I tested a reboot of another machine on this same pdu: t-yosemite-r7-187
And I get the same failure: https://bugzilla.mozilla.org/show_bug.cgi?id=1472713
So I think the snmp community string on this pdu may be not matching.
See Also: → 1472713
Reporter | ||
Comment 3•7 years ago
|
||
Reboot t-yosemite-r7-189.test.releng.mdc2.mozilla.com. 10.51.56.80
Requested by mozilla-auth0/ad|Mozilla-LDAP|dhouse
Relops controller action failed:
2018-07-02T17:26:24.271370 ssh_reboot -l roller -i ssh.key TimeoutExpired
2018-07-02T17:26:24.276580 ipmi ipmi_reset KeyError
2018-07-02T17:26:24.279591 ipmi ipmi_cycle KeyError
This machine needs physically netbooted/reimaged.
The snmp issue is fixed, but this and the 187 machine are not responding to ping after the snmp power is cycled or turned on. I confirmed turning power off and then back on, and waiting; I don't see them become ping-able.
```
# snmpget -v 2c -c public pdu1.gc132.ops.releng.mdc2.mozilla.com 1.3.6.1.4.1.1718.3.2.3.1.5.2.1.2
iso.3.6.1.4.1.1718.3.2.3.1.5.2.1.2 = INTEGER: 1
# snmpget -v 2c -c public pdu1.gc132.ops.releng.mdc2.mozilla.com 1.3.6.1.4.1.1718.3.2.3.1.5.2.1.3
iso.3.6.1.4.1.1718.3.2.3.1.5.2.1.3 = INTEGER: 1
```
Assignee | ||
Comment 5•7 years ago
|
||
power cycling didn't work, opened REQ0235357 with QTS for remote hands.

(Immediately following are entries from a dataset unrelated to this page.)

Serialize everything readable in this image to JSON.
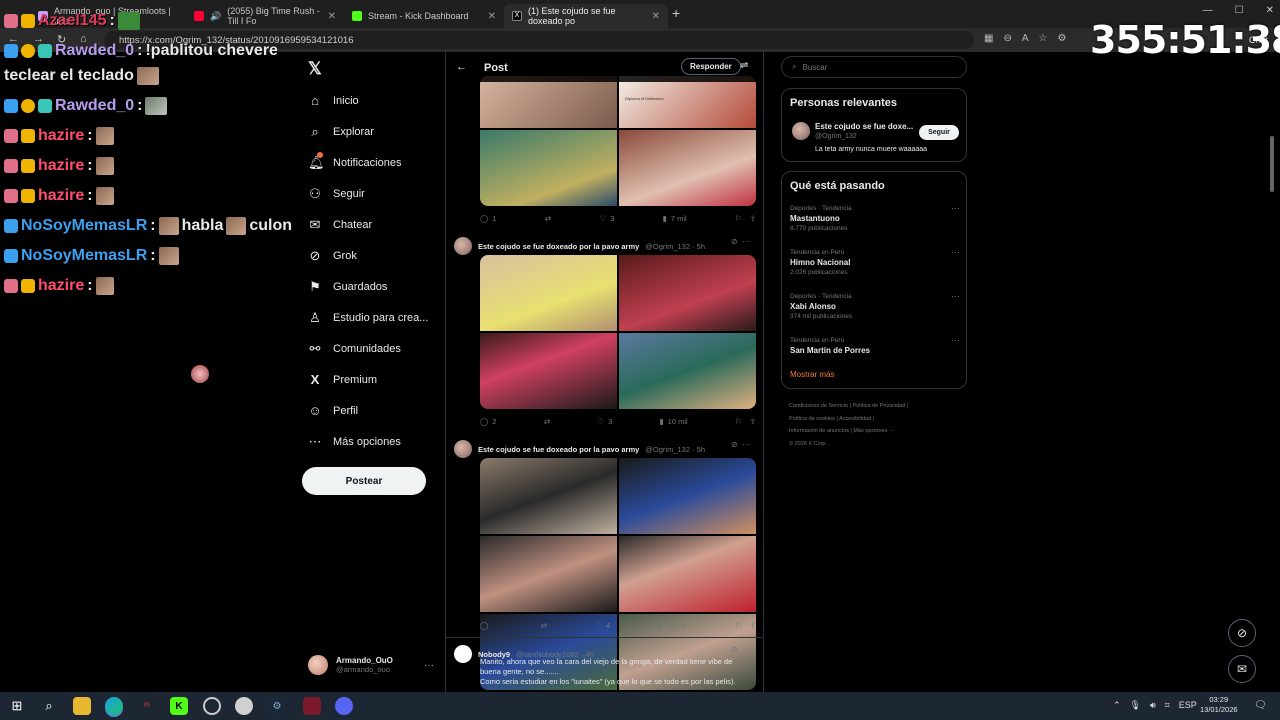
{
  "browser": {
    "tabs": [
      {
        "title": "Armando_ouo | Streamloots | Inte",
        "fav_color": "#c9a0ff"
      },
      {
        "title": "(2055) Big Time Rush - Till I Fo",
        "fav_color": "#ff0033"
      },
      {
        "title": "Stream - Kick Dashboard",
        "fav_color": "#53fc18"
      },
      {
        "title": "(1) Este cojudo se fue doxeado po",
        "fav_color": "#000000"
      }
    ],
    "url": "https://x.com/Ogrim_132/status/2010916959534121016",
    "chat_label": "Chat"
  },
  "stream_timer": "355:51:38",
  "chat": [
    {
      "user": "Azael145",
      "sep": ":",
      "color": "#e03a5a",
      "text": ""
    },
    {
      "user": "Rawded_0",
      "sep": ":",
      "color": "#b99cf0",
      "text": "!pablitou chevere"
    },
    {
      "user": "",
      "sep": "",
      "color": "#ffffff",
      "text": "teclear el teclado"
    },
    {
      "user": "Rawded_0",
      "sep": ":",
      "color": "#b99cf0",
      "text": ""
    },
    {
      "user": "hazire",
      "sep": ":",
      "color": "#ff4d6d",
      "text": ""
    },
    {
      "user": "hazire",
      "sep": ":",
      "color": "#ff4d6d",
      "text": ""
    },
    {
      "user": "hazire",
      "sep": ":",
      "color": "#ff4d6d",
      "text": ""
    },
    {
      "user": "NoSoyMemasLR",
      "sep": ":",
      "color": "#3ba0f0",
      "text": "habla",
      "text2": "culon"
    },
    {
      "user": "NoSoyMemasLR",
      "sep": ":",
      "color": "#3ba0f0",
      "text": ""
    },
    {
      "user": "hazire",
      "sep": ":",
      "color": "#ff4d6d",
      "text": ""
    }
  ],
  "x_nav": {
    "items": [
      {
        "label": "Inicio",
        "icon": "home-icon"
      },
      {
        "label": "Explorar",
        "icon": "search-icon"
      },
      {
        "label": "Notificaciones",
        "icon": "bell-icon"
      },
      {
        "label": "Seguir",
        "icon": "person-add-icon"
      },
      {
        "label": "Chatear",
        "icon": "chat-icon"
      },
      {
        "label": "Grok",
        "icon": "grok-icon"
      },
      {
        "label": "Guardados",
        "icon": "bookmark-icon"
      },
      {
        "label": "Estudio para crea...",
        "icon": "studio-icon"
      },
      {
        "label": "Comunidades",
        "icon": "communities-icon"
      },
      {
        "label": "Premium",
        "icon": "x-premium-icon"
      },
      {
        "label": "Perfil",
        "icon": "profile-icon"
      },
      {
        "label": "Más opciones",
        "icon": "more-icon"
      }
    ],
    "post_button": "Postear",
    "account_name": "Armando_OuO",
    "account_handle": "@armando_ouo"
  },
  "post_view": {
    "title": "Post",
    "reply_button": "Responder",
    "tweets": [
      {
        "actions": {
          "replies": "1",
          "likes": "3",
          "views": "7 mil"
        }
      },
      {
        "name": "Este cojudo se fue doxeado por la pavo army",
        "handle": "@Ogrim_132 · 5h",
        "actions": {
          "replies": "2",
          "likes": "3",
          "views": "10 mil"
        }
      },
      {
        "name": "Este cojudo se fue doxeado por la pavo army",
        "handle": "@Ogrim_132 · 5h",
        "actions": {
          "replies": "",
          "likes": "4",
          "views": "10 mil"
        }
      }
    ],
    "image_text": "Diploma of Distinction",
    "reply": {
      "name": "Nobody9",
      "handle": "@IamNobody1082 · 4h",
      "lines": [
        "Manito, ahora que veo la cara del viejo de la gringa, de verdad tiene vibe de",
        "buena gente, no se.......",
        "Como seria estudiar en los \"iunaites\" (ya que lo que se todo es por las pelis)."
      ]
    }
  },
  "sidebar": {
    "search_placeholder": "Buscar",
    "relevant": {
      "title": "Personas relevantes",
      "name": "Este cojudo se fue doxe...",
      "handle": "@Ogrim_132",
      "bio": "La teta army nunca muere waaaaaa",
      "follow": "Seguir"
    },
    "trends_title": "Qué está pasando",
    "trends": [
      {
        "context": "Deportes · Tendencia",
        "name": "Mastantuono",
        "count": "8.770 publicaciones"
      },
      {
        "context": "Tendencia en Perú",
        "name": "Himno Nacional",
        "count": "2.026 publicaciones"
      },
      {
        "context": "Deportes · Tendencia",
        "name": "Xabi Alonso",
        "count": "374 mil publicaciones"
      },
      {
        "context": "Tendencia en Perú",
        "name": "San Martín de Porres",
        "count": ""
      }
    ],
    "show_more": "Mostrar más",
    "footer": [
      "Condiciones de Servicio |  Política de Privacidad |",
      "Política de cookies |  Accesibilidad |",
      "Información de anuncios |  Más opciones ···",
      "© 2026 X Corp."
    ]
  },
  "taskbar": {
    "lang": "ESP",
    "time": "03:29",
    "date": "13/01/2026"
  },
  "colors": {
    "accent_orange": "#f07a3c",
    "x_bg": "#000000",
    "border": "#2f3336"
  }
}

Assignee: server-ops-dcops → vle
Whiteboard: REQ0235357
Reporter | ||
Comment 6•7 years ago
|
||
Reboot t-yosemite-r7-189.test.releng.mdc2.mozilla.com. 10.51.56.80
Requested by mozilla-auth0/ad|Mozilla-LDAP|zfay
Relops controller action failed:
2018-07-03T10:52:16.701682 ssh_reboot -l roller -i ssh.key TimeoutExpired
2018-07-03T10:52:16.703472 ipmi ipmi_reset KeyError
2018-07-03T10:52:16.704844 ipmi ipmi_cycle KeyError
Assignee | ||
Comment 7•7 years ago
|
||
opened REQ0235524 with QTS to reimage mac mini
Whiteboard: REQ0235357 → REQ0235357 ,REQ0235524
Reporter | ||
Comment 8•7 years ago
|
||
Reboot t-yosemite-r7-189.test.releng.mdc2.mozilla.com. 10.51.56.80
Requested by mozilla-auth0/ad|Mozilla-LDAP|zfay
Relops controller action failed:
2018-07-08T12:46:19.987782 ssh_reboot -l roller -i ssh.key TimeoutExpired
2018-07-08T12:46:19.989639 ipmi ipmi_reset KeyError
2018-07-08T12:46:19.991406 ipmi ipmi_cycle KeyError
Assignee | ||
Comment 9•7 years ago
|
||
qts reimaged the mini but looks like there is still an issue. will check next time im on site.
Assignee | ||
Comment 10•7 years ago
|
||
bad cable, back online.
[vle@admin2a.private.mdc1 ~]$ fping !$
fping t-yosemite-r7-189.test.releng.mdc2.mozilla.com
t-yosemite-r7-189.test.releng.mdc2.mozilla.com is alive
Status: NEW → RESOLVED
Closed: 7 years ago
Resolution: --- → FIXED
Comment 12•7 years ago
|
||
I'm seeing problems with the machine. Could you check it again? It kept crashing and rebooting.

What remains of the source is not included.